As the 2014 season began to wind down, then first-year New York Giants offensive coordinator Ben McAdoo began talking about "players, not plays." Meaning the offense was becoming less about a system and more about identifying what the players could or could not do, and making sure that play-makers got opportunities.
It was interesting that McAdoo returned to that theme on Saturday during a meeting with reporters following the second and final practice of Giants rookie mini-camp.
"We spent a lot of time (this offseason) on scheme and tying it into the personnel that we had and some of the new toys that we added. It is not a system anymore, it is our offense," McAdoo said. "That means it is tailored to the players we have in the room. It is about the players, not the plays. We tailored it. You put some stuff out in the storage shed that you may like, but you may not get to because it doesn't fit with who you are."
McAdoo did not want to spend a lot of time looking back at 2014, which saw the Giants finish 10th in the league in yards per game (367.2) and tied for 12th in points per game at 23.8. It was a season that saw Odell Beckham Jr. set franchise rookie records for receptions (91) and yards receiving (1,305) while winning the AP Offensive Rookie of the Year Award. It was a year that saw Eli Manning complete a career-best 63.1 percent of his passes, reache 30 toudhdown passes for the second time in his career, throw just 14 interceptions and finish with a 92.1 passer rating, third-best of his career.
Considering that Beckham played just 12 games, Victor Cruz missed half the season, the offensive line was still in transition and the running game did not function well what the Giants accomplish pointed toward the possibility of better things to come.
"I usually don't think that way (looking back). There isn't a lot that I look back and I am real happy about. We didn't win enough ballgames. We don't like to spend a lot of time talking about that," McAdoo said. "We like to chase execution. I think the last six games we started to play the way that we wanted to play. We started to execute and produce the way we wanted to produce. The way we completed the ball and the number of plays in a game. We just have to continue to chase execution and start where we left off."
Where the Giants left off was averaging 29.2 points over their final six games after averaging 20.5 over the first 10. The Giants averaged 409 yards per game over those last six contests, racking up 500+ in each of their final two games. They averaged only 342 yards per game in the first 10 contests.
Thus, there is reason for optimism.
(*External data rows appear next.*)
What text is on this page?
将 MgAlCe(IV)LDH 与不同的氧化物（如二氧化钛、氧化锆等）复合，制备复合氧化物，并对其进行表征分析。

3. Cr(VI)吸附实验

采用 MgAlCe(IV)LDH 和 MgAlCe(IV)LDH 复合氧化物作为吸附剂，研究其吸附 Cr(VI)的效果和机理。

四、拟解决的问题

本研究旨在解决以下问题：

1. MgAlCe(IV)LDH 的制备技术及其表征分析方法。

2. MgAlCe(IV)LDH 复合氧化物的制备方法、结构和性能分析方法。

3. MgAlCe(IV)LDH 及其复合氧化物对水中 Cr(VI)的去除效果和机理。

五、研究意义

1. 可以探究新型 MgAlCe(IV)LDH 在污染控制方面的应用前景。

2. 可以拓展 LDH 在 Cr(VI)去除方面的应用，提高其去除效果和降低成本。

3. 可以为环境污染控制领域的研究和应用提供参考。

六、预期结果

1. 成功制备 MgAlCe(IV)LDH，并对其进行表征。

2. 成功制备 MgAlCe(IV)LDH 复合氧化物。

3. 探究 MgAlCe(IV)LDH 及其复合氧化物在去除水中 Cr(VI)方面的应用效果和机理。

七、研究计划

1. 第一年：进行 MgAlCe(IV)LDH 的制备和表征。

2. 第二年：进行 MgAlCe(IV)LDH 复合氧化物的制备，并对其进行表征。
Another year of comfort in the new offense for Manning. A year of experience for Beckham. Hopefully, health for Victor Cruz. An added year of development for Rueben Randle and Larry Donnell. A revamped offensive line that should include Georff Schwartz and first-round pick Ereck Flowers. The addition of play-making running back Shane Vereen.
McAdoo, though, seemed to bristle at the notion that the Giants could simply pick up offensively where they ended up last season.
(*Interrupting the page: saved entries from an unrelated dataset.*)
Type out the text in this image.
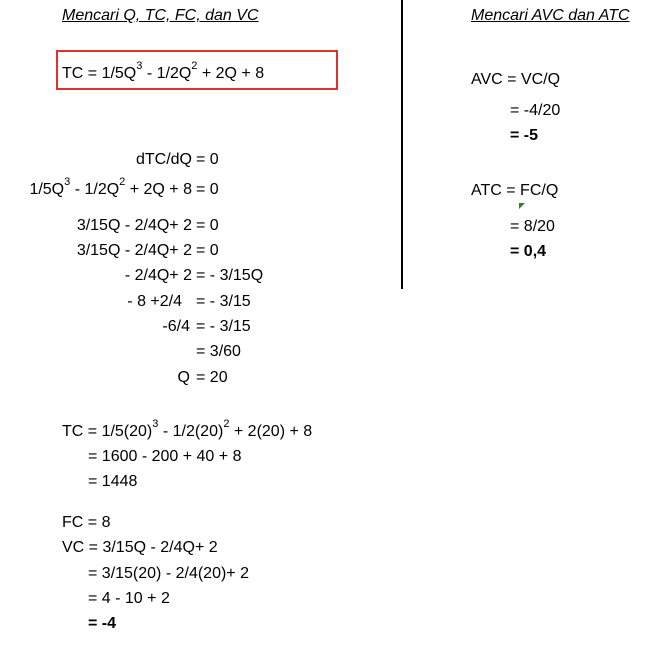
Mencari Q, TC, FC, dan VC
TC = $1/5Q^3 - 1/2Q^2 + 2Q + 8$
dTC/dQ = 0
$1/5Q^3 - 1/2Q^2 + 2Q + 8 = 0$
3/15Q - 2/4Q+ 2 = 0
3/15Q - 2/4Q+ 2 = 0
- 2/4Q+ 2 = - 3/15Q
- 8 +2/4 = - 3/15
-6/4 = - 3/15
= 3/60
Q = 20
TC = $1/5(20)^3 - 1/2(20)^2 + 2(20) + 8$
= 1600 - 200 + 40 + 8
= 1448
FC = 8
VC = 3/15Q - 2/4Q+ 2
= 3/15(20) - 2/4(20)+ 2
= 4 - 10 + 2
= -4
Mencari AVC dan ATC
AVC = VC/Q
= -4/20
= -5
ATC = FC/Q
= 8/20
= 0,4
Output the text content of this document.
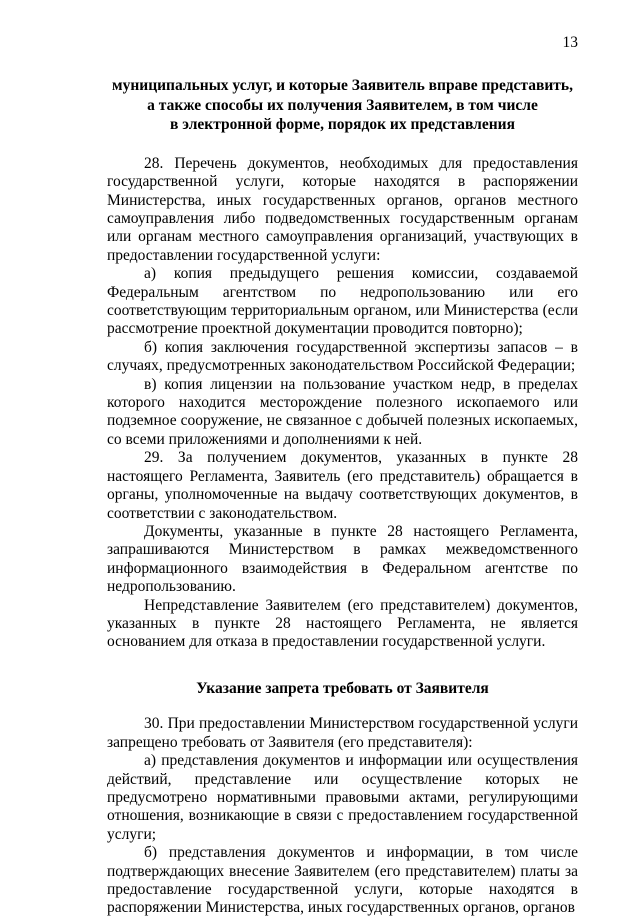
13
муниципальных услуг, и которые Заявитель вправе представить,
а также способы их получения Заявителем, в том числе
в электронной форме, порядок их представления
28. Перечень документов, необходимых для предоставления государственной услуги, которые находятся в распоряжении Министерства, иных государственных органов, органов местного самоуправления либо подведомственных государственным органам или органам местного самоуправления организаций, участвующих в предоставлении государственной услуги:
а) копия предыдущего решения комиссии, создаваемой Федеральным агентством по недропользованию или его соответствующим территориальным органом, или Министерства (если рассмотрение проектной документации проводится повторно);
б) копия заключения государственной экспертизы запасов – в случаях, предусмотренных законодательством Российской Федерации;
в) копия лицензии на пользование участком недр, в пределах которого находится месторождение полезного ископаемого или подземное сооружение, не связанное с добычей полезных ископаемых, со всеми приложениями и дополнениями к ней.
29. За получением документов, указанных в пункте 28 настоящего Регламента, Заявитель (его представитель) обращается в органы, уполномоченные на выдачу соответствующих документов, в соответствии с законодательством.
Документы, указанные в пункте 28 настоящего Регламента, запрашиваются Министерством в рамках межведомственного информационного взаимодействия в Федеральном агентстве по недропользованию.
Непредставление Заявителем (его представителем) документов, указанных в пункте 28 настоящего Регламента, не является основанием для отказа в предоставлении государственной услуги.
Указание запрета требовать от Заявителя
30. При предоставлении Министерством государственной услуги запрещено требовать от Заявителя (его представителя):
а) представления документов и информации или осуществления действий, представление или осуществление которых не предусмотрено нормативными правовыми актами, регулирующими отношения, возникающие в связи с предоставлением государственной услуги;
б) представления документов и информации, в том числе подтверждающих внесение Заявителем (его представителем) платы за предоставление государственной услуги, которые находятся в распоряжении Министерства, иных государственных органов, органов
"It is a loser's mentality to think you can come in here and not miss a beat and pick up where you left off," McAdoo said. "Any success in this league is earned. If you come walking in thinking you don't have to do any work and you can pick up where you left off and we can execute the way we were at the end of the season, that is a loser's mindset."
Here are a couple of the other topics McAdoo touched on.
What he hopes to see from Manning in his second season at the helm of a new offense.
"Usually when you put in changes or change the system or address fundamentals, it usually shows up in year two. I like the look in his eye. I am excited for what is on the plate this year."
On what Vereen can add to the offense.
"Vereen is a good player. He is a talented player. Unique skill set. He gets a lot of credit for what he does in the passing game. He is probably under-appreciated as a pass protector and as a runner. We are glad to have him."
On what he expects from Cruz.
"We are going to take the same approach on offense that we always do. We have a group of guys that we are going to go out and play with. We are pulling for Victor and we hope for the best. He certainly looks good moving around out there right now in rehab. We are going to let Victor take care of what he needs to take care of and come back when he is ready. When he is ready to come back, we will welcome him back."